Overpriced Sam's Club plates? Velveeta stuffed pimento? This shit sounds disgusting. How'd that Budweiser pair with your $38 steak?

Chromeclone
Chromeclone

Sounds like every other restaurant that has more than a few locations (corporate). Designed for two things, consistency of food through non-scratch made items and to make money. If the love is not in the food or service, all they are after is your money. A lot of these chain restaurants don't have chefs, they have kitchen (production) managers.

JB
JB

In my admittedly limited experience, franchise casual dining restaurants are consistently mediocre, at best. Their menu is designed and the food is flavored to appeal to the broadest cross section of tastes.
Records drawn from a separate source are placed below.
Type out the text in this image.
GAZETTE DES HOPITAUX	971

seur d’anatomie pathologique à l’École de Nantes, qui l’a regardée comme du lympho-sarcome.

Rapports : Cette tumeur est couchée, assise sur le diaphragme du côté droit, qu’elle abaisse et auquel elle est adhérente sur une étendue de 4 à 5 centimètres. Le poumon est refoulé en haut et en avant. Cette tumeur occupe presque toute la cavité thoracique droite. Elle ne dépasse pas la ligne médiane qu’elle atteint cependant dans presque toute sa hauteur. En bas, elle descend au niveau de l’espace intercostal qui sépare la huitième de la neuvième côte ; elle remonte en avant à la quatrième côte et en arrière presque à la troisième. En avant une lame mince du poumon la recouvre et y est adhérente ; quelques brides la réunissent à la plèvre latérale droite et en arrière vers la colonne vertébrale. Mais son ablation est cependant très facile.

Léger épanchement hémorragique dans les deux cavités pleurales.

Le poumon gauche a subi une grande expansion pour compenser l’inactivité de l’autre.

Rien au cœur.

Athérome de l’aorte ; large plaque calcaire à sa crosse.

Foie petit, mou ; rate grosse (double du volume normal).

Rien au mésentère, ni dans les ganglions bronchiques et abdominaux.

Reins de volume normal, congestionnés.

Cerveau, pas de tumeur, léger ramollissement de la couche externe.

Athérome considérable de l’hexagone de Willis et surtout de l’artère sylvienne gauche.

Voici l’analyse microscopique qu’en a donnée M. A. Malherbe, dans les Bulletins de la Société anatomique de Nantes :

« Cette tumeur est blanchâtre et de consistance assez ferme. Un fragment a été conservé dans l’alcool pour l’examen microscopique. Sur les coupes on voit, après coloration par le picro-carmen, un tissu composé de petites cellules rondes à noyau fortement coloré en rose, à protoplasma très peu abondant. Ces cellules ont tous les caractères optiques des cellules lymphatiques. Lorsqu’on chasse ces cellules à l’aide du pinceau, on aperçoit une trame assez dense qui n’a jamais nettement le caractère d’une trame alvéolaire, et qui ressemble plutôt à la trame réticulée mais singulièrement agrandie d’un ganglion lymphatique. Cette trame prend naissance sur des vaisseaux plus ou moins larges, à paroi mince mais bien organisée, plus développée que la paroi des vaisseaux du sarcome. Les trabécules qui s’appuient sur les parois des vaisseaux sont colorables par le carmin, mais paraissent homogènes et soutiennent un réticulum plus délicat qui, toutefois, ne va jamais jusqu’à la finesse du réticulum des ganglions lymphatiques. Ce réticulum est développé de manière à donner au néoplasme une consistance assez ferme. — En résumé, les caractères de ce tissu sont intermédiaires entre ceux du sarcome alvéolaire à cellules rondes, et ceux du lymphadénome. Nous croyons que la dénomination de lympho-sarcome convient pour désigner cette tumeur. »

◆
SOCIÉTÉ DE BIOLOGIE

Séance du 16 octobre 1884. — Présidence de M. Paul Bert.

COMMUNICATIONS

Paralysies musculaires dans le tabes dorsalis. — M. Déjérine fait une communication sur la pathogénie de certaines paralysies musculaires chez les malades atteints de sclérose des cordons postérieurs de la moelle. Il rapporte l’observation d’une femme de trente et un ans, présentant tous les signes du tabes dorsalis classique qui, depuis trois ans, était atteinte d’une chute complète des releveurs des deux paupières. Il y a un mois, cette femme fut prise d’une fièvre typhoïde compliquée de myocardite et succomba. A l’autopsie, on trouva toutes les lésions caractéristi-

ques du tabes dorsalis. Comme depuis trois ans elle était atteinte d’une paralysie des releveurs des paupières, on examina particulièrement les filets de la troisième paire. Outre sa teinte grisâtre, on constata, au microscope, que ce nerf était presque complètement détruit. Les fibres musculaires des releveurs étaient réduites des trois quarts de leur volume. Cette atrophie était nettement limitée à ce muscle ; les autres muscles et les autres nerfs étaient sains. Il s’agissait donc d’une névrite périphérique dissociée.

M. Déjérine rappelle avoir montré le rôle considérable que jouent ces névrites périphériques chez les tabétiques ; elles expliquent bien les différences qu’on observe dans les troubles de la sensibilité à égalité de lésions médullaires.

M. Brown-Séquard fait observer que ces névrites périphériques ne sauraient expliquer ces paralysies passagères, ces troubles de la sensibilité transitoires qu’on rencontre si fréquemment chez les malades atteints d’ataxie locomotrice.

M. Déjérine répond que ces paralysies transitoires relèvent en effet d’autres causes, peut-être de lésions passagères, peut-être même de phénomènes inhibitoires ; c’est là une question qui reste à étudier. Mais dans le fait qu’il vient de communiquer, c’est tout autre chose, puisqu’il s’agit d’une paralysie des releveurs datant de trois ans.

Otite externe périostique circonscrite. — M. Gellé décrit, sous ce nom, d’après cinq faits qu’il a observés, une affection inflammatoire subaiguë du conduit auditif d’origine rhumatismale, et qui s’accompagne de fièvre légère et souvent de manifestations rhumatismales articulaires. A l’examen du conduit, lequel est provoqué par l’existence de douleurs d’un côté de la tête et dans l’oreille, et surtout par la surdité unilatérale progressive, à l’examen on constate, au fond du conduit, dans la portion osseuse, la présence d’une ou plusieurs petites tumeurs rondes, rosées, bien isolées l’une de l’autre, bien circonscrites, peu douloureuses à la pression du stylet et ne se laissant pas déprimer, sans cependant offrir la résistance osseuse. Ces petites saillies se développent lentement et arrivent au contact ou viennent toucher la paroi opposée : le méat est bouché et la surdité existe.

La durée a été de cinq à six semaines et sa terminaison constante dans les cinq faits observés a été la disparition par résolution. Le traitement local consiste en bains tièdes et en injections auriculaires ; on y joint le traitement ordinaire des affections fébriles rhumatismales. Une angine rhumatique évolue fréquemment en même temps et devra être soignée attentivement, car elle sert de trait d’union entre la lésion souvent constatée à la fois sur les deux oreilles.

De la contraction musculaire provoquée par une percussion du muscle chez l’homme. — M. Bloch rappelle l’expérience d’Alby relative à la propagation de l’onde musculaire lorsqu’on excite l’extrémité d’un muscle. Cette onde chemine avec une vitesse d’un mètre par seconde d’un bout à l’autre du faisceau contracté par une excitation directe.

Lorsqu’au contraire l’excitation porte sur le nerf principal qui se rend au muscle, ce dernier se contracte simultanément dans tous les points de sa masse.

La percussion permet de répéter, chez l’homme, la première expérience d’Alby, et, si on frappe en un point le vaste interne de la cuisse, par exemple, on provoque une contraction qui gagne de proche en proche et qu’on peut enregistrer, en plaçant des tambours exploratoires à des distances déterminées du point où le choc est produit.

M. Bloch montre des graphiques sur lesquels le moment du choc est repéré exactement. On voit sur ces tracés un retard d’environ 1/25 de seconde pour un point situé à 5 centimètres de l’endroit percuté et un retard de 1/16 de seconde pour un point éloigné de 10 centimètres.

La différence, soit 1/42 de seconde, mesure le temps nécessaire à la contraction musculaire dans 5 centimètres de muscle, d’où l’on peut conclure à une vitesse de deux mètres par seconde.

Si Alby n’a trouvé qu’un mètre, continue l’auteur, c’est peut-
Although there are a couple of franchise restaurants I like, I most often go to locally owned establishments that serve food much more to my liking. It would appear that Del Frisco is indeed just another franchise chain with 'acceptable' food...

Bob orange
Bob orange

Check out the photo for your piece before writing "...bar was a sea of occupied stools, sharp-dressed drinkers..." Huh? I see at least ten guys dressed grocery-store casual, including jeans, t-shirt. Maybe the two females in the background were dressed cooler. Actually... was it a stag bar?

Jon Daniel
Jon Daniel

You just described 75% of the restaurants in Uptown

Bob
Bob

The best way to check done-ness of meat without cutting? Check the firmness with a utensil. Every chef worth a damn should do this before it goes on your plate. Firm = medium or well done. Soft = medium rare. Gooey = rare

Steve
Steve

Upscale Applebee's, Scott? Really? That dig completely deflates your assessment.

Scott Reitz
Scott Reitz

Writing came first. Photo came second. This is a shot of the upstairs bar, which is much less busy when this photo was taken than the downstairs bar likely was. Point taken, though.

Scott Reitz
Scott Reitz

It's not really a dig. Applebee's designs their menu in a certain way. They want to cater to EVERYONE. They want to make sure as many people as possible will come in and find something they like.

Del Frisco's Grille takes the same tack. They've designed a menu that casts a wide net. And they're getting ready to stamp it out in cities all over the country. Seems similar to me.